Her gentle mother fought her decision with all the savagery of the gentle.
“You’ll have to run away, Harry,” her father said, sadly. And at twenty-two Harrietta ran. Her objective was New York. Her father did not burden her with advice. He credited her with the intelligence she possessed, but he did overlook her emotionalism, which was where he made his mistake. Just before she left he said: “Now listen, Harry. You’re a good-looking girl, and young. You’ll keep your looks for a long time. You’re not the kind of blonde who’ll get wishy-washy or fat. You’ve got quite a good deal of brunette in you. It crops out in your voice. It’ll help preserve your looks. Don’t marry the first man who asks you or the first man who says he’ll die if you don’t. You’ve got lots of time.”
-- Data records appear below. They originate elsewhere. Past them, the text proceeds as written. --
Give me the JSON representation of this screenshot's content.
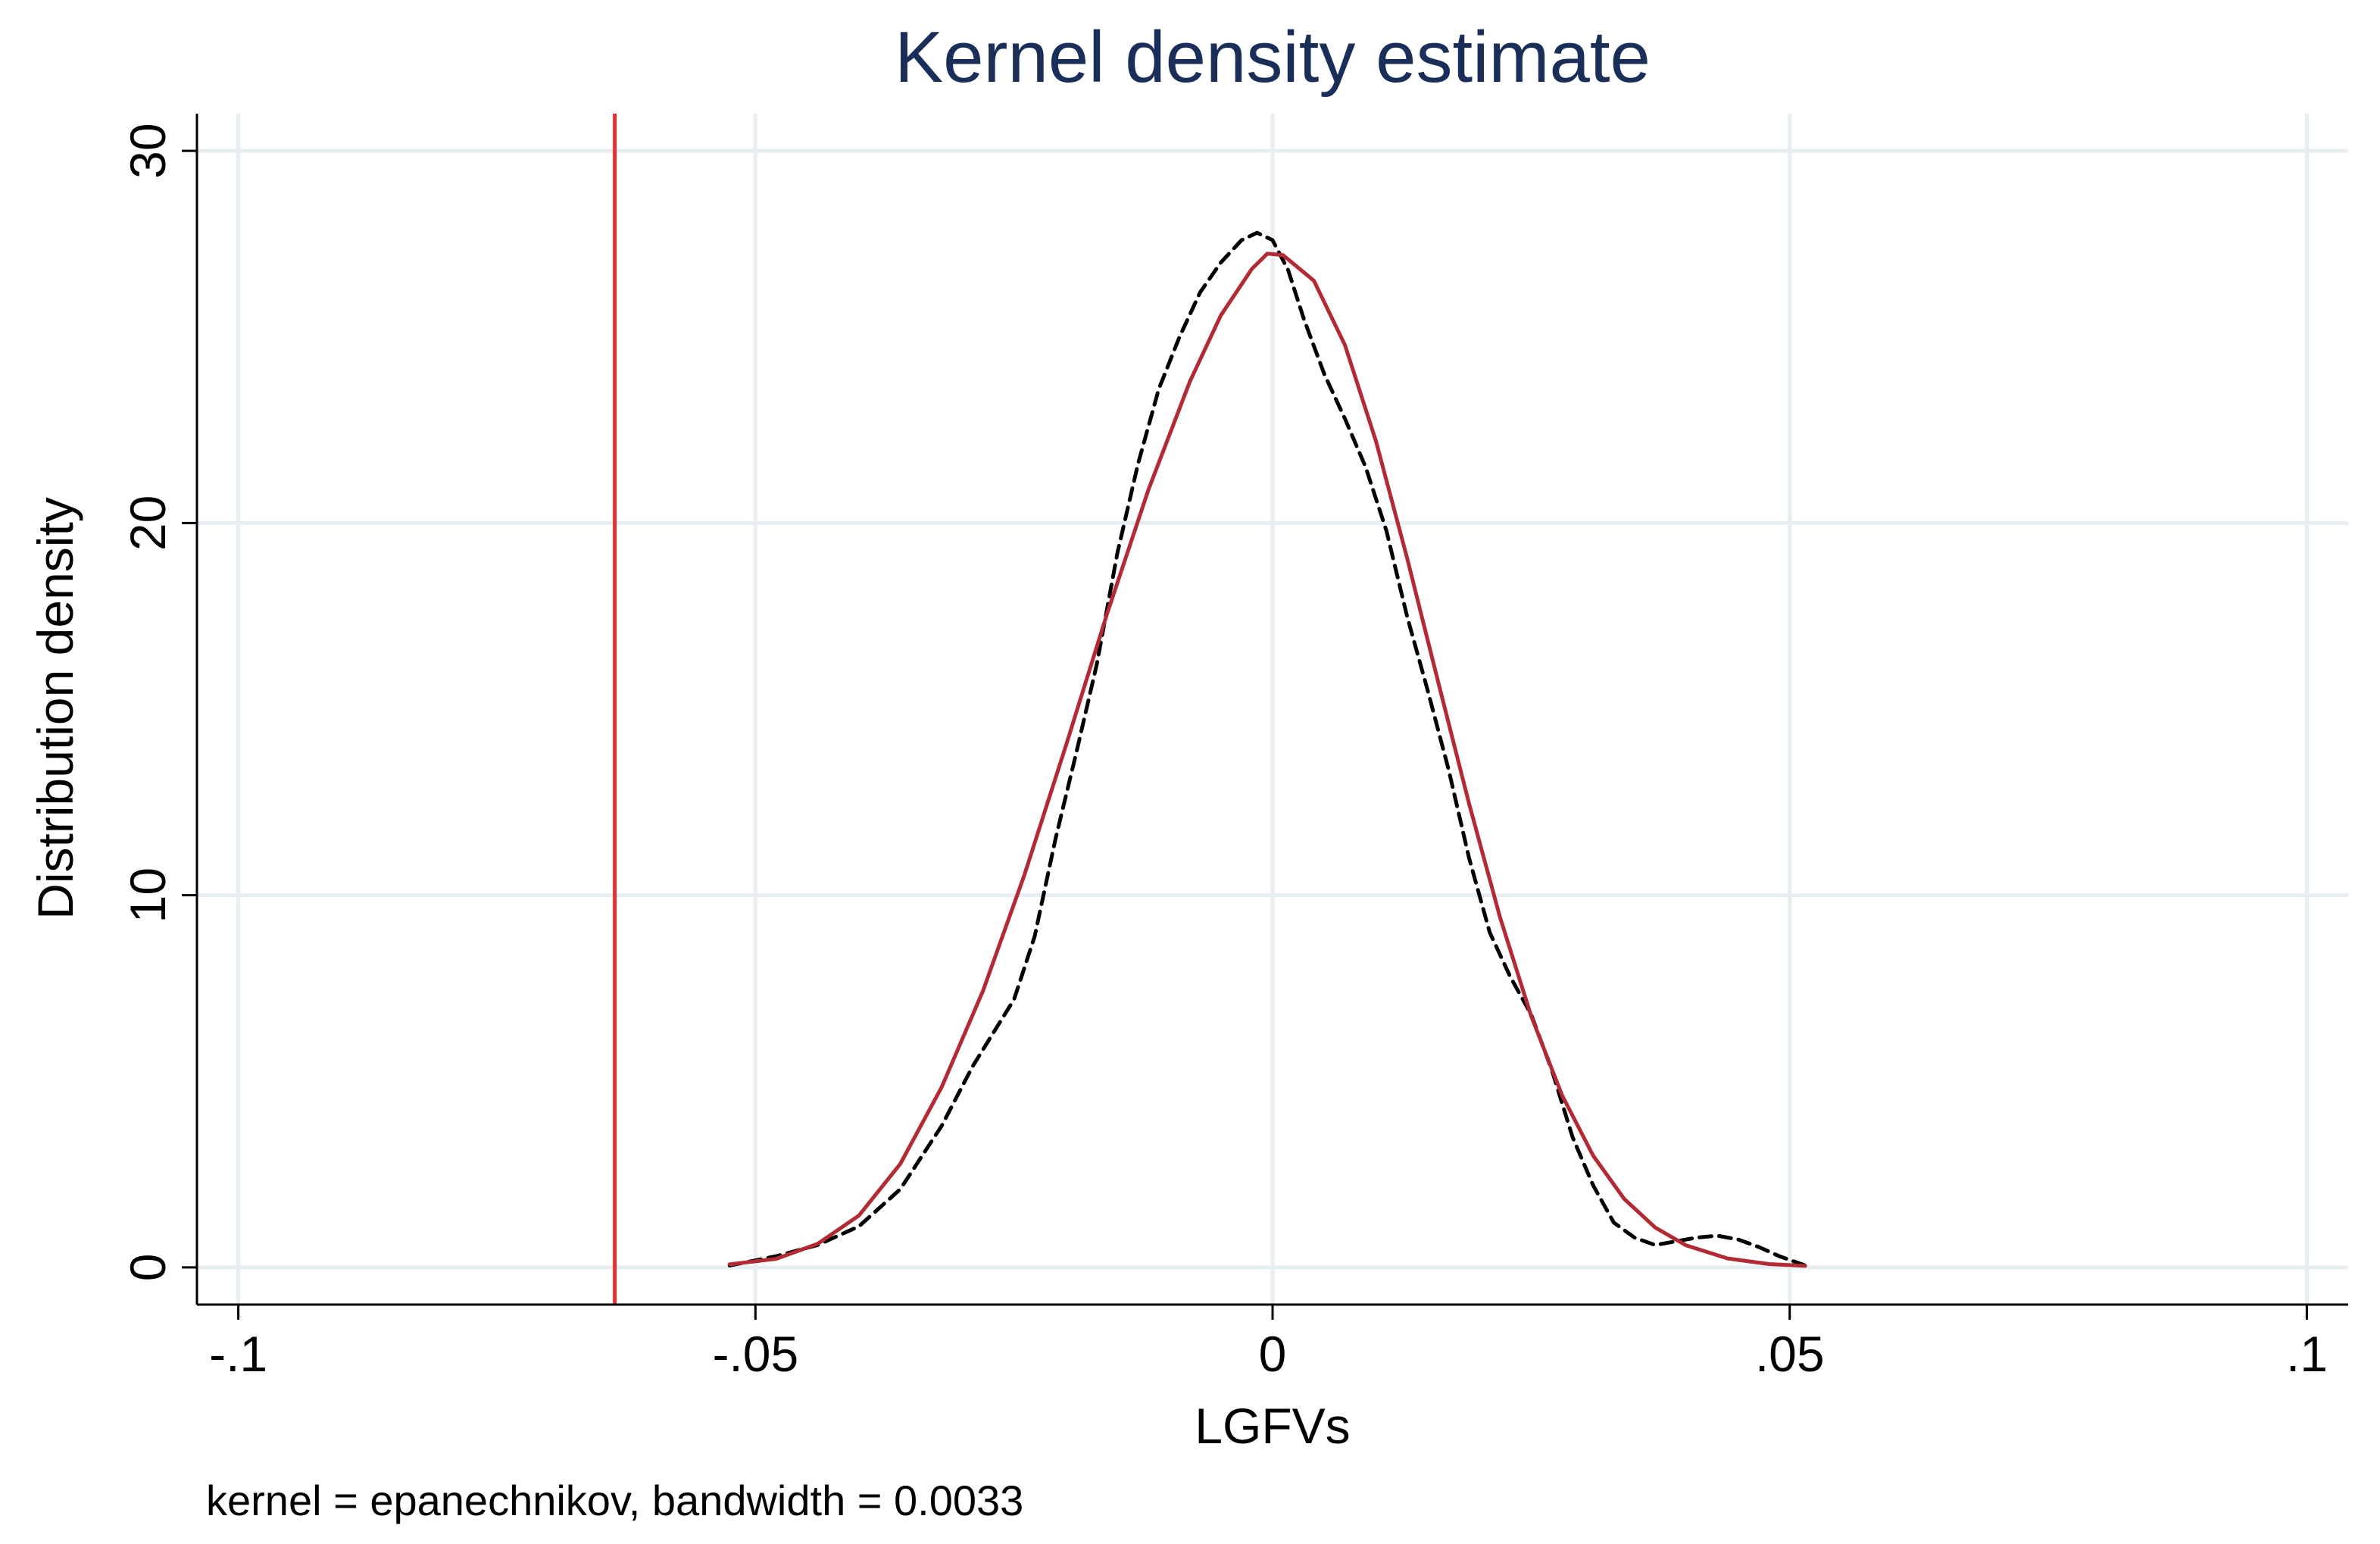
{
  "chart_data": {
    "type": "line",
    "title": "Kernel density estimate",
    "xlabel": "LGFVs",
    "ylabel": "Distribution density",
    "note": "kernel = epanechnikov, bandwidth = 0.0033",
    "xlim": [
      -0.104,
      0.104
    ],
    "ylim": [
      -1.0,
      31.0
    ],
    "x_ticks": [
      {
        "value": -0.1,
        "label": "-.1"
      },
      {
        "value": -0.05,
        "label": "-.05"
      },
      {
        "value": 0,
        "label": "0"
      },
      {
        "value": 0.05,
        "label": ".05"
      },
      {
        "value": 0.1,
        "label": ".1"
      }
    ],
    "y_ticks": [
      {
        "value": 0,
        "label": "0"
      },
      {
        "value": 10,
        "label": "10"
      },
      {
        "value": 20,
        "label": "20"
      },
      {
        "value": 30,
        "label": "30"
      }
    ],
    "grid": true,
    "reference_line": {
      "x": -0.0636,
      "color": "#e03030"
    },
    "series": [
      {
        "style": "dashed",
        "color": "#000000",
        "points": [
          [
            -0.0525,
            0.05
          ],
          [
            -0.048,
            0.3
          ],
          [
            -0.044,
            0.6
          ],
          [
            -0.04,
            1.1
          ],
          [
            -0.036,
            2.1
          ],
          [
            -0.032,
            3.8
          ],
          [
            -0.029,
            5.4
          ],
          [
            -0.027,
            6.3
          ],
          [
            -0.025,
            7.2
          ],
          [
            -0.023,
            8.9
          ],
          [
            -0.021,
            11.5
          ],
          [
            -0.019,
            13.8
          ],
          [
            -0.017,
            16.2
          ],
          [
            -0.015,
            19.2
          ],
          [
            -0.013,
            21.6
          ],
          [
            -0.011,
            23.6
          ],
          [
            -0.009,
            25.0
          ],
          [
            -0.007,
            26.2
          ],
          [
            -0.005,
            27.0
          ],
          [
            -0.003,
            27.6
          ],
          [
            -0.0015,
            27.8
          ],
          [
            0.0,
            27.6
          ],
          [
            0.0015,
            26.8
          ],
          [
            0.003,
            25.5
          ],
          [
            0.005,
            24.0
          ],
          [
            0.007,
            22.8
          ],
          [
            0.009,
            21.5
          ],
          [
            0.011,
            19.8
          ],
          [
            0.013,
            17.5
          ],
          [
            0.015,
            15.5
          ],
          [
            0.017,
            13.4
          ],
          [
            0.019,
            11.0
          ],
          [
            0.021,
            9.0
          ],
          [
            0.023,
            7.8
          ],
          [
            0.025,
            6.8
          ],
          [
            0.027,
            5.3
          ],
          [
            0.029,
            3.5
          ],
          [
            0.031,
            2.2
          ],
          [
            0.033,
            1.2
          ],
          [
            0.035,
            0.8
          ],
          [
            0.037,
            0.6
          ],
          [
            0.039,
            0.7
          ],
          [
            0.041,
            0.8
          ],
          [
            0.043,
            0.85
          ],
          [
            0.045,
            0.75
          ],
          [
            0.047,
            0.55
          ],
          [
            0.049,
            0.3
          ],
          [
            0.0515,
            0.05
          ]
        ]
      },
      {
        "style": "solid",
        "color": "#b22a34",
        "points": [
          [
            -0.0525,
            0.08
          ],
          [
            -0.048,
            0.23
          ],
          [
            -0.044,
            0.63
          ],
          [
            -0.04,
            1.39
          ],
          [
            -0.036,
            2.78
          ],
          [
            -0.032,
            4.84
          ],
          [
            -0.028,
            7.43
          ],
          [
            -0.024,
            10.54
          ],
          [
            -0.02,
            14.0
          ],
          [
            -0.016,
            17.56
          ],
          [
            -0.012,
            20.9
          ],
          [
            -0.008,
            23.8
          ],
          [
            -0.005,
            25.58
          ],
          [
            -0.002,
            26.83
          ],
          [
            -0.0005,
            27.24
          ],
          [
            0.001,
            27.2
          ],
          [
            0.004,
            26.51
          ],
          [
            0.007,
            24.78
          ],
          [
            0.01,
            22.2
          ],
          [
            0.013,
            19.07
          ],
          [
            0.016,
            15.74
          ],
          [
            0.019,
            12.46
          ],
          [
            0.022,
            9.4
          ],
          [
            0.025,
            6.76
          ],
          [
            0.028,
            4.62
          ],
          [
            0.031,
            3.0
          ],
          [
            0.034,
            1.84
          ],
          [
            0.037,
            1.07
          ],
          [
            0.04,
            0.59
          ],
          [
            0.044,
            0.24
          ],
          [
            0.048,
            0.09
          ],
          [
            0.0515,
            0.04
          ]
        ]
      }
    ]
  }
}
That kind of advice is a good thing for the young. Two weeks later Harrietta married a man she had met on the train between Evanston and New York. His name was Lawrence Fuller, and Harrietta had gone to school with him in Evanston. She had lost track of him later. She remembered, vaguely, people had said he had gone to New York and was pretty wild. Young as she was and inexperienced, there still was something about his face that warned her. It was pathological, but she knew nothing of pathology. He talked of her and looked at her and spoke, masterfully and yet shyly, of being with her in New York. Harrietta loved the way his hair sprang away from his brow and temples in a clean line. She shoved the thought of his chin out of her mind. His hands touched her a good deal–her shoulder, her knee, her wrist–but so lightly that she couldn’t resent it even if she had wanted to. When they did this, queer little stinging flashes darted through her veins. He said he would die if she did not marry him.
They had two frightful years together and eight years apart before he died, horribly, in the sanatorium whose enormous fees she paid weekly. They had regularly swallowed her earnings at a gulp.
Naturally a life like this develops the comedy sense. You can’t play tragedy while you’re living it. Harrietta served her probation in stock, road companies, one-night stands before she achieved Broadway. In five years her deft comedy method had become distinctive; in ten it was unique. Yet success–as the stage measures it in size of following and dollars of salary–had never been hers.
Harrietta knew she wasn’t a success. She saw actresses younger, older, less adroit, lacking her charm, minus her beauty, featured, starred, heralded. Perhaps she gave her audiences credit for more intelligence than they possessed, and they, unconsciously, resented this. Perhaps if she had read the Elsie Series at eleven, instead of Dickens, she might have been willing to play in that million-dollar success called Gossip. It was offered her. The lead was one of those saccharine parts, vulgar, false, and slyly carnal. She didn’t in the least object to it on the ground of immorality, but the bad writing bothered her. There was, for example, a line in which she was supposed to beat her breast and say: “He’s my mate! He’s my man! And I’m his woman!! I love him, I tell you I–love him!”